Moralismo frustrado
Por Vitor Velloso
Nos primeiros minutos de “O Orgulho”, vemos um embate moral e político entre uma aluna crescida no subúrbio de Paris, Neila Salah, de família árabe, e um professor racista, Pierre Mazard. O “debate” ocorre na frente de toda a turma, parte desta, filma a briga entre os dois, que acaba gerando uma penalização para Mazard, por não ter se tratado do primeiro evento deste tipo protagonizado por ele, e a única forma dele permanecer com seu emprego é conseguindo levar a aluna para o campeonato de retórica, onde Neila seria orientada por ele.
É pior do que parece.
O complexo de “boa fé” do branco europeu rasga a carne da decência moral neste longa dirigido Yvan Attal, francês, obviamente. Enquanto o cinismo inicial do professor, interpretado pelo Daniel Auteuil, cuja carreira dispensa comentários, soa como uma toxicidade dialética que será a força motora do filme, tudo se desfaz ao vermos o desenho de “filme de mestre” se desenhando para a maior pieguice e canalhice do ano. O fardo do homem branco espalha na tela todo seu rancor, vindo de auto repreensões moralistas e dogmáticas, impostas por eles mesmos a fim de sentir-se superior a qualquer outra forma de existir que não seja a deles. Etnocentrismo é uma característica de todas as sociedades, a deficiência cerebral começa ao acreditar que isso é um direito seu, além de um dever de proteger a pátria, isso já deixa de ser um fato social, torna-se demência fascista generalizada. Não me referi ao professor em nenhum instante nas últimas linhas. Seu personagem não representa mais que o próprio roteiro do filme.
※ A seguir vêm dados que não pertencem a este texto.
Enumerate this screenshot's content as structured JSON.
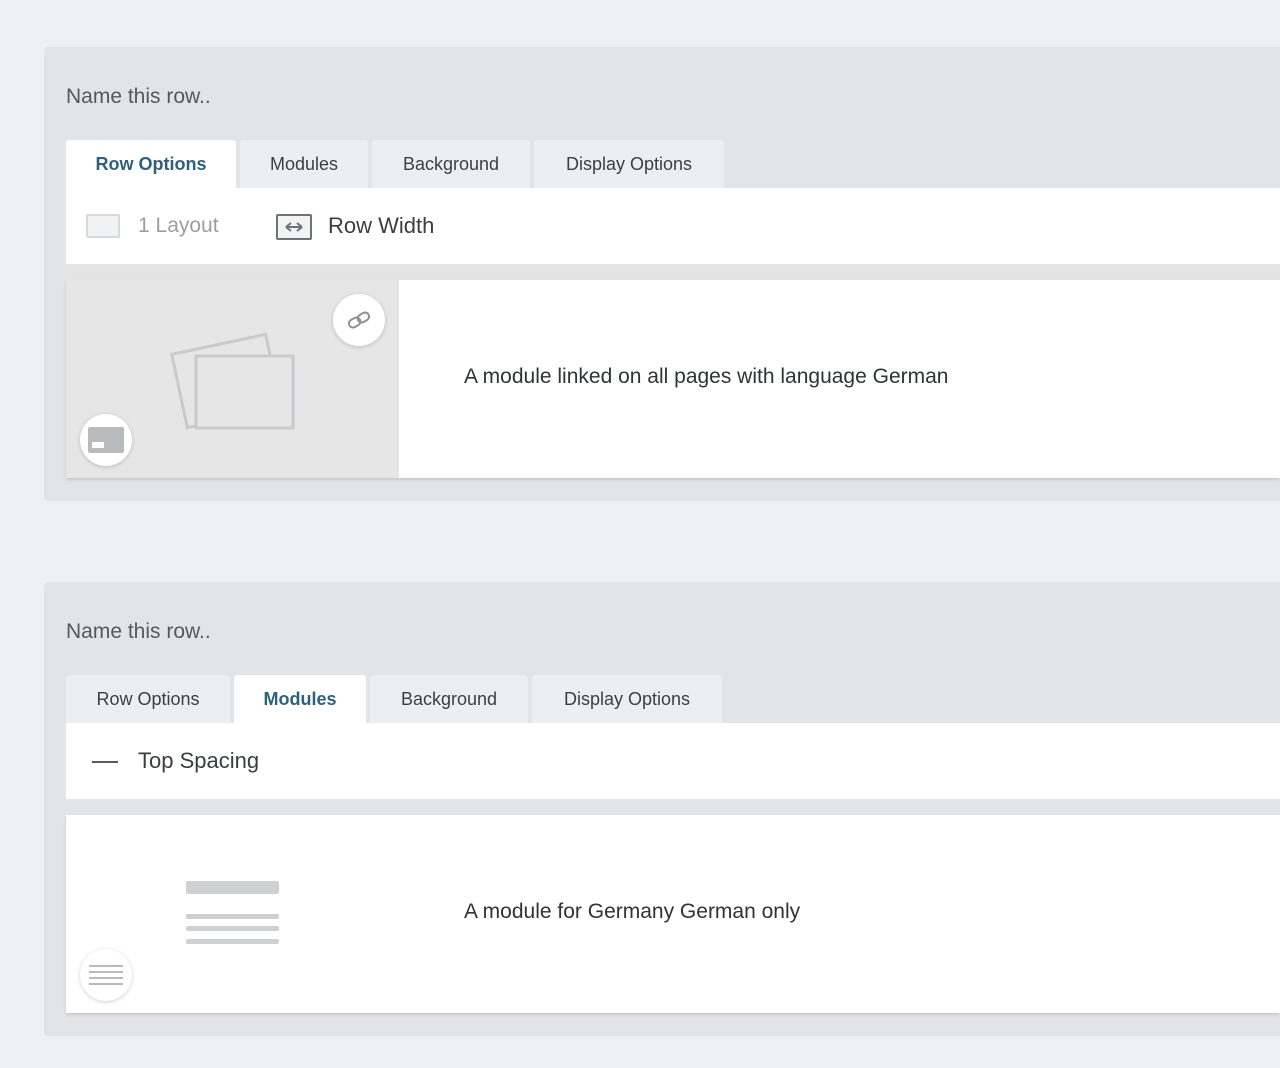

Enquanto Yvan acredita estar tornando Mazard um vilão, ele acaba elevando-se ao mesmo status do discurso da obra, tornando-se parte dele. A domesticação do estrangeiro acontece ao longo da narrativa que sempre implica o ocidentalismo como um eficiente meio de defender-se dos próprios erros, sempre usando as falácias como recurso fatalista de discussão ética. Usando o já batido e datado, Schopenhauer, a estrutura fílmica desenvolve seu arcabouço racista a partir da ideia de não fazê-lo, uma bela metalinguagem não? A ponto de Neila, interpretada por Camélia Jordana, passar a achar graça das piadas do professor.
Não estou fazendo vigilância do que se deve ou não ser feito num filme, porém, cobrir discurso de ódio com polidez acadêmica, é no mínimo, nojento. Ainda que o diretor tenta-se criar alguma discussão a partir deste racismo, o que ele se recusa a fazer, seria patético vê-lo construir esta linguagem pseudo-formalista, que constrói sua narrativa da mesma forma que Hollywood, para tentar criar relações com o público. A falta de autoria deve-se a alguns fatores, um deles é o reacionarismo colonial, que já rendeu grandes diretores pela sua infiltração formal construtiva como o caso de John Ford, mas como pode render Yvan Attal. Outro fator é a decadência cultural que o filme se submete, ao ceder a um Imperialismo Norte-Americano canhestro.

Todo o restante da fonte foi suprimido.